I first read about self-directed messages in David A. Chappell’s book Enterprise Service Bus. In it, these types of messages are illustrated using itinerary based routing where the message sender knows what steps the message needs to take to accomplish a complete business process (an instance of the Routing Slip pattern described by Hohpe et al.). At the same time, I was doing some security research on PKI which led me to grid computing. Since then, I’ve been convinced that the key to scaling applications lies in the Internet model of highly-distributed computing. By combining grid computing and the Internet model of scalability with a generalization of itinerary-based routing, you end up with self-directed messages. This concept is the basis of the W3C’s WS Choreography Model.
What’s the Problem?
In real life when you try to do too many things at the same time, a bottleneck develops. We’ve all been there. You have a list of things you’re supposed to do each week that seems to always get longer rather than shorter. The net effect is that the things you’re supposed to be doing on which other people are depending just don’t get turned around in a timely fashion. Therefore, you’re the one everyone is waiting on before they can continue with their own ever-increasing list of tasks.

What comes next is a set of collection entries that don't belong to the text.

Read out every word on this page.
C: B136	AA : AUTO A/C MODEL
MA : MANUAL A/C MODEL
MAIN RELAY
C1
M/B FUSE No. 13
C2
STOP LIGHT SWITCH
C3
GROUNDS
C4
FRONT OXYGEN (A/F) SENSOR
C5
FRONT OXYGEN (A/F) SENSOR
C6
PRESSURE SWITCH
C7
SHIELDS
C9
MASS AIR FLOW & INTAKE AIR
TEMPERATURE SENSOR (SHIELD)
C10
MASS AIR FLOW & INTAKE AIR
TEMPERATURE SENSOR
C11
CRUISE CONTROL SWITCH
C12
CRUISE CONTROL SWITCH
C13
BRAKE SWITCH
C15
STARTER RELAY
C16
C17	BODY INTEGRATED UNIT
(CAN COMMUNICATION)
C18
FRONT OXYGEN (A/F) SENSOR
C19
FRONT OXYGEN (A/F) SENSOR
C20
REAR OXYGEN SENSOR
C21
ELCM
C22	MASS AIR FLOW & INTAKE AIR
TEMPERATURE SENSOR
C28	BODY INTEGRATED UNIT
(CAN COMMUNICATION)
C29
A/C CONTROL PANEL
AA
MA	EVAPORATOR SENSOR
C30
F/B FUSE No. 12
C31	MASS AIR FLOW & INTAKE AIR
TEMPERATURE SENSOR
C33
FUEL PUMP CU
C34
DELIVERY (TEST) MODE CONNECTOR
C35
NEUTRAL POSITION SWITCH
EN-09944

This same problem is common in software systems. In fact, well-proven design patterns like Model-View-Controller and even the nature of the
main() function in most programming languages can tend to encourage this behavior. The control of what your program is trying to accomplish needs to go somewhere, so it’s only natural to manage that control in a central place. This is why programs start at
main() and why the Controller of MVC exists.

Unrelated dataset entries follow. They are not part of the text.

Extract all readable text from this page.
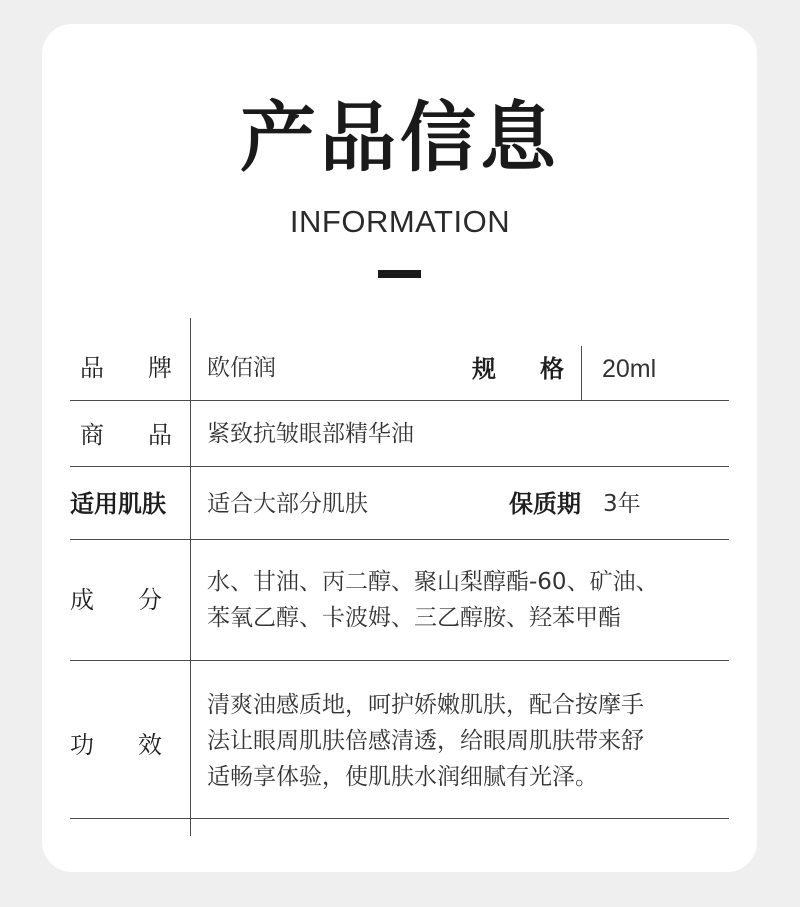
产品信息
INFORMATION
品 牌 欧佰润	规 格 20ml
商 品 紧致抗皱眼部精华油
适用肌肤 适合大部分肌肤	保质期 3年
成 分
水、甘油、丙二醇、聚山梨醇酯-60、矿油、
苯氧乙醇、卡波姆、三乙醇胺、羟苯甲酯
功 效
清爽油感质地，呵护娇嫩肌肤，配合按摩手
法让眼周肌肤倍感清透，给眼周肌肤带来舒
适畅享体验，使肌肤水润细腻有光泽。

However, the history of software and hardware development has shown that eventually, you’re going to need to do more than one thing at a time. To do that, you need to split what you’re trying to do into parts that can be replicated. This is the reason for multi-CPU hardware, time-sharing operating systems and multi-threading. However, the problem still remains one of control: something needs to direct what happens when.
Who’s in Charge Here?
The traditional answer to handling this control is that something, either the human, a process or a block of code directs all of the other parts of the program. This type of control is called orchestration, because, like a symphony orchestra, the musicians are supposed to follow the conductor. They aren’t supposed to do anything on their own. Orchestration requires that there is central control somewhere, but the activities can then be spread across multiple CPUs, processes or threads.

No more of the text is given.